Ad viewability is now table stakes, but audibility measurement is still in its very earliest stages.

It’s been two years since the Media Rating Council released its standard for digital audio measurement – defined as two continuous seconds of play in a fraud-free environment and with the volume on – and there still aren’t any offerings on the market for measuring audible impressions.

Pandora is looking to change that.

On Monday, after a monthlong closed beta test in September of the MRC’s audibility standard with a small handful of advertisers, including Kimberly-Clark, Pandora moved into the next phase of testing with an expanded beta involving more advertisers across 50 campaigns.

Pandora is partnering with Oracle Data Cloud’s Moat on the tests.

The plan, said Claire Fanning, VP of ad innovation strategy at Pandora, is for the music service to be able to fully support the MRC’s audibility standard by 2021.

“Today, at least technically, there is no way to do audibility tracking,” Fanning said. “And that is the first thing we need to accomplish: to have parity with a viewability standard and allow advertisers to track the audible impressions in their buy against the standard.”

Pandora also hopes to gather information about audibility trends on its platform, including whether its average audibility is higher than the two-second baseline set by the MRC.

“We want to see exactly what advertisers value,” Fanning said. “And we’re trying to get ahead of the curve because, historically, audio tends to lag and the space has a ton of catch up to do compared with our visual counterparts.”

Audio should be held to the same standards of accountability and transparency as other formats, she said, with the same rigor applied that’s expected elsewhere, especially in light of device ubiquity and the growing availability of audio content, including podcasts.

“Advertisers are starting to ask the same questions of audio as they ask about other digital environments,” Fanning said.

But, as with viewability, audibility is only a starting point.
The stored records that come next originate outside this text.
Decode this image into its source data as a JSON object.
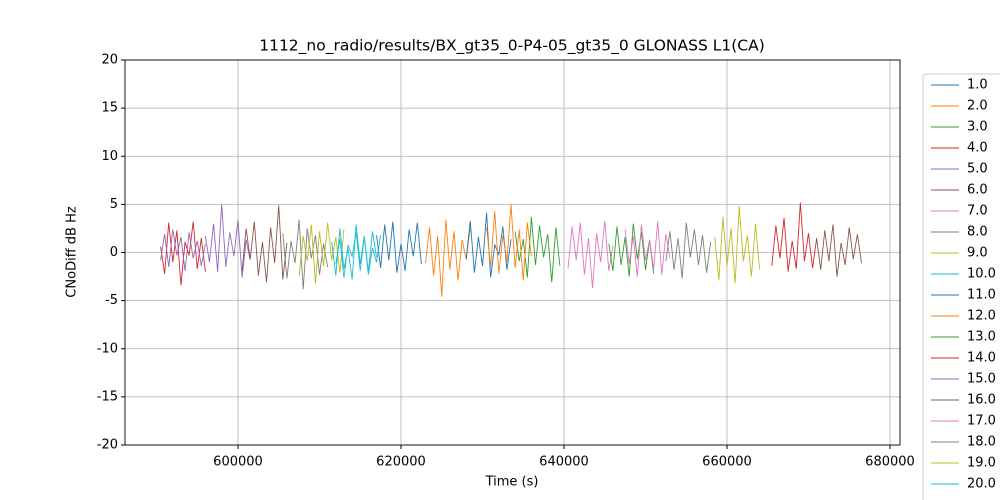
{
  "chart_data": {
    "type": "line",
    "title": "1112_no_radio/results/BX_gt35_0-P4-05_gt35_0 GLONASS L1(CA)",
    "x_label": "Time (s)",
    "y_label": "CNoDiff dB Hz",
    "xlim": [
      586135,
      681227
    ],
    "ylim": [
      -20,
      20
    ],
    "xticks": [
      600000,
      620000,
      640000,
      660000,
      680000
    ],
    "yticks": [
      -20,
      -15,
      -10,
      -5,
      0,
      5,
      10,
      15,
      20
    ],
    "grid": true,
    "legend_position": "right",
    "series": [
      {
        "name": "1.0",
        "color": "#1f77b4",
        "x": [
          617000,
          617500,
          618000,
          618500,
          619000,
          619500,
          620000,
          620500,
          621000,
          621500,
          622000,
          622500
        ],
        "values": [
          1.8,
          -1.6,
          2.9,
          -0.8,
          3.2,
          -2.1,
          0.9,
          -1.9,
          2.4,
          -0.4,
          3.1,
          -1.2
        ]
      },
      {
        "name": "2.0",
        "color": "#ff7f0e",
        "x": [
          623000,
          623500,
          624000,
          624500,
          625000,
          625500,
          626000,
          626500,
          627000,
          627500,
          628000,
          628500
        ],
        "values": [
          -1.1,
          2.6,
          -2.4,
          1.7,
          -4.6,
          3.4,
          -1.8,
          2.2,
          -2.9,
          1.3,
          -0.7,
          2.5
        ]
      },
      {
        "name": "3.0",
        "color": "#2ca02c",
        "x": [
          634000,
          634500,
          635000,
          635500,
          636000,
          636500,
          637000,
          637500,
          638000,
          638500,
          639000,
          639500
        ],
        "values": [
          2.2,
          -0.9,
          1.4,
          -2.6,
          3.7,
          -1.3,
          2.8,
          -0.5,
          1.9,
          -3.1,
          2.6,
          -1.4
        ]
      },
      {
        "name": "4.0",
        "color": "#d62728",
        "x": [
          590500,
          591000,
          591500,
          592000,
          592500,
          593000,
          593500,
          594000,
          594500,
          595000,
          595500,
          596000
        ],
        "values": [
          0.6,
          -2.2,
          3.1,
          -1.0,
          2.3,
          -3.4,
          1.1,
          -0.3,
          3.2,
          -1.7,
          1.5,
          -2.0
        ]
      },
      {
        "name": "5.0",
        "color": "#9467bd",
        "x": [
          590500,
          591000,
          591500,
          592000,
          592500,
          593000,
          593500,
          594000,
          594500,
          595000,
          595500,
          596000
        ],
        "values": [
          -0.8,
          1.9,
          -1.5,
          2.4,
          -0.3,
          1.6,
          -1.9,
          2.1,
          -0.6,
          1.2,
          -1.4,
          0.9
        ]
      },
      {
        "name": "6.0",
        "color": "#8c564b",
        "x": [
          671000,
          671500,
          672000,
          672500,
          673000,
          673500,
          674000,
          674500,
          675000,
          675500,
          676000,
          676500
        ],
        "values": [
          1.4,
          -1.8,
          2.3,
          -0.9,
          2.9,
          -2.5,
          1.0,
          -1.3,
          2.6,
          -0.7,
          1.9,
          -1.1
        ]
      },
      {
        "name": "7.0",
        "color": "#e377c2",
        "x": [
          640500,
          641000,
          641500,
          642000,
          642500,
          643000,
          643500,
          644000,
          644500,
          645000,
          645500,
          646000
        ],
        "values": [
          -1.6,
          2.7,
          -0.8,
          3.1,
          -2.3,
          1.5,
          -3.7,
          2.0,
          -1.0,
          3.3,
          -1.9,
          0.7
        ]
      },
      {
        "name": "8.0",
        "color": "#7f7f7f",
        "x": [
          605500,
          606000,
          606500,
          607000,
          607500,
          608000,
          608500,
          609000,
          609500,
          610000,
          610500,
          611000
        ],
        "values": [
          2.0,
          -2.7,
          1.2,
          -1.1,
          3.4,
          -3.8,
          2.5,
          -0.6,
          1.8,
          -2.3,
          0.9,
          -1.5
        ]
      },
      {
        "name": "9.0",
        "color": "#bcbd22",
        "x": [
          607500,
          608000,
          608500,
          609000,
          609500,
          610000,
          610500,
          611000,
          611500,
          612000,
          612500,
          613000
        ],
        "values": [
          -2.5,
          1.7,
          -0.9,
          2.9,
          -3.2,
          2.2,
          -1.4,
          3.1,
          -0.8,
          1.6,
          -2.1,
          2.4
        ]
      },
      {
        "name": "10.0",
        "color": "#17becf",
        "x": [
          611500,
          612000,
          612500,
          613000,
          613500,
          614000,
          614500,
          615000,
          615500,
          616000,
          616500,
          617000
        ],
        "values": [
          1.1,
          -2.4,
          2.5,
          -1.7,
          0.4,
          -2.8,
          2.9,
          -1.2,
          1.7,
          -2.0,
          2.2,
          -0.5
        ]
      },
      {
        "name": "11.0",
        "color": "#1f77b4",
        "x": [
          628000,
          628500,
          629000,
          629500,
          630000,
          630500,
          631000,
          631500,
          632000,
          632500,
          633000,
          633500
        ],
        "values": [
          -0.7,
          3.3,
          -2.1,
          1.6,
          -1.4,
          4.1,
          -2.6,
          0.8,
          -0.2,
          2.7,
          -1.8,
          1.4
        ]
      },
      {
        "name": "12.0",
        "color": "#ff7f0e",
        "x": [
          630500,
          631000,
          631500,
          632000,
          632500,
          633000,
          633500,
          634000,
          634500,
          635000,
          635500,
          636000
        ],
        "values": [
          2.6,
          -1.5,
          4.3,
          -2.2,
          1.8,
          -0.9,
          5.0,
          -1.6,
          2.4,
          -2.9,
          3.1,
          -0.4
        ]
      },
      {
        "name": "13.0",
        "color": "#2ca02c",
        "x": [
          645500,
          646000,
          646500,
          647000,
          647500,
          648000,
          648500,
          649000,
          649500,
          650000,
          650500,
          651000
        ],
        "values": [
          0.9,
          -1.9,
          2.7,
          -1.3,
          1.6,
          -2.5,
          3.0,
          -0.7,
          2.1,
          -1.8,
          1.3,
          -2.2
        ]
      },
      {
        "name": "14.0",
        "color": "#d62728",
        "x": [
          665500,
          666000,
          666500,
          667000,
          667500,
          668000,
          668500,
          669000,
          669500,
          670000,
          670500,
          671000
        ],
        "values": [
          -1.4,
          2.8,
          -0.6,
          3.6,
          -2.0,
          1.2,
          -1.7,
          5.2,
          -0.9,
          2.0,
          -1.6,
          1.5
        ]
      },
      {
        "name": "15.0",
        "color": "#9467bd",
        "x": [
          596000,
          596500,
          597000,
          597500,
          598000,
          598500,
          599000,
          599500,
          600000,
          600500,
          601000,
          601500
        ],
        "values": [
          1.7,
          -1.0,
          3.0,
          -2.0,
          5.0,
          -1.5,
          2.1,
          -0.4,
          3.4,
          -2.6,
          1.3,
          -0.8
        ]
      },
      {
        "name": "16.0",
        "color": "#8c564b",
        "x": [
          600500,
          601000,
          601500,
          602000,
          602500,
          603000,
          603500,
          604000,
          604500,
          605000,
          605500,
          606000
        ],
        "values": [
          -1.9,
          2.5,
          -0.7,
          3.2,
          -2.4,
          1.1,
          -3.1,
          2.6,
          -1.1,
          4.9,
          -2.8,
          1.0
        ]
      },
      {
        "name": "17.0",
        "color": "#e377c2",
        "x": [
          647500,
          648000,
          648500,
          649000,
          649500,
          650000,
          650500,
          651000,
          651500,
          652000,
          652500,
          653000
        ],
        "values": [
          2.4,
          -1.2,
          1.7,
          -2.5,
          2.9,
          -0.8,
          1.3,
          -1.7,
          3.2,
          -2.3,
          1.9,
          -0.6
        ]
      },
      {
        "name": "18.0",
        "color": "#7f7f7f",
        "x": [
          652500,
          653000,
          653500,
          654000,
          654500,
          655000,
          655500,
          656000,
          656500,
          657000,
          657500,
          658000
        ],
        "values": [
          -0.9,
          2.2,
          -1.8,
          1.5,
          -2.7,
          3.1,
          -0.5,
          2.4,
          -1.3,
          1.8,
          -2.1,
          1.1
        ]
      },
      {
        "name": "19.0",
        "color": "#bcbd22",
        "x": [
          658500,
          659000,
          659500,
          660000,
          660500,
          661000,
          661500,
          662000,
          662500,
          663000,
          663500,
          664000
        ],
        "values": [
          1.6,
          -2.9,
          3.7,
          -1.4,
          2.5,
          -3.2,
          4.8,
          -0.9,
          1.8,
          -2.5,
          3.0,
          -1.7
        ]
      },
      {
        "name": "20.0",
        "color": "#17becf",
        "x": [
          612000,
          612500,
          613000,
          613500,
          614000,
          614500,
          615000,
          615500,
          616000,
          616500,
          617000,
          617500
        ],
        "values": [
          -1.2,
          1.4,
          -2.6,
          0.8,
          -0.4,
          2.1,
          -1.9,
          1.6,
          -2.3,
          0.5,
          -1.0,
          1.8
        ]
      }
    ]
  }
}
It doesn’t say anything about effectiveness, for example, or the optimal duration to drive favorability or a downstream action.

Just because an ad had the opportunity to be heard doesn’t mean that it was compelling or achieved the advertiser’s KPI.

These are among the open questions Pandora plans to tackle as it continues its audibility research into next year.

But Pandora has already done a little digging into the viability of the MRC’s two-second standard. In 2018, after the standard was finalized, Pandora worked with a professor of neuroscience at UC San Francisco to determine whether two seconds was enough time for listeners to actually register the content they were hearing. Pandora discovered that even just saying a brand’s name (a fictitious brand for the purposes of this test) over the course of two seconds is enough to generate basic recall.

The new expanded beta will get Pandora closer to applying audibility in the wild.

“The idea is to not only uphold the MRC’s two-second standard, but to also think about what other standards we should be setting, like ad length, and are these things that advertisers can transact on?” Fanning said. “We don’t know what the right answers are going to be yet, but we have a lot of hypotheses.”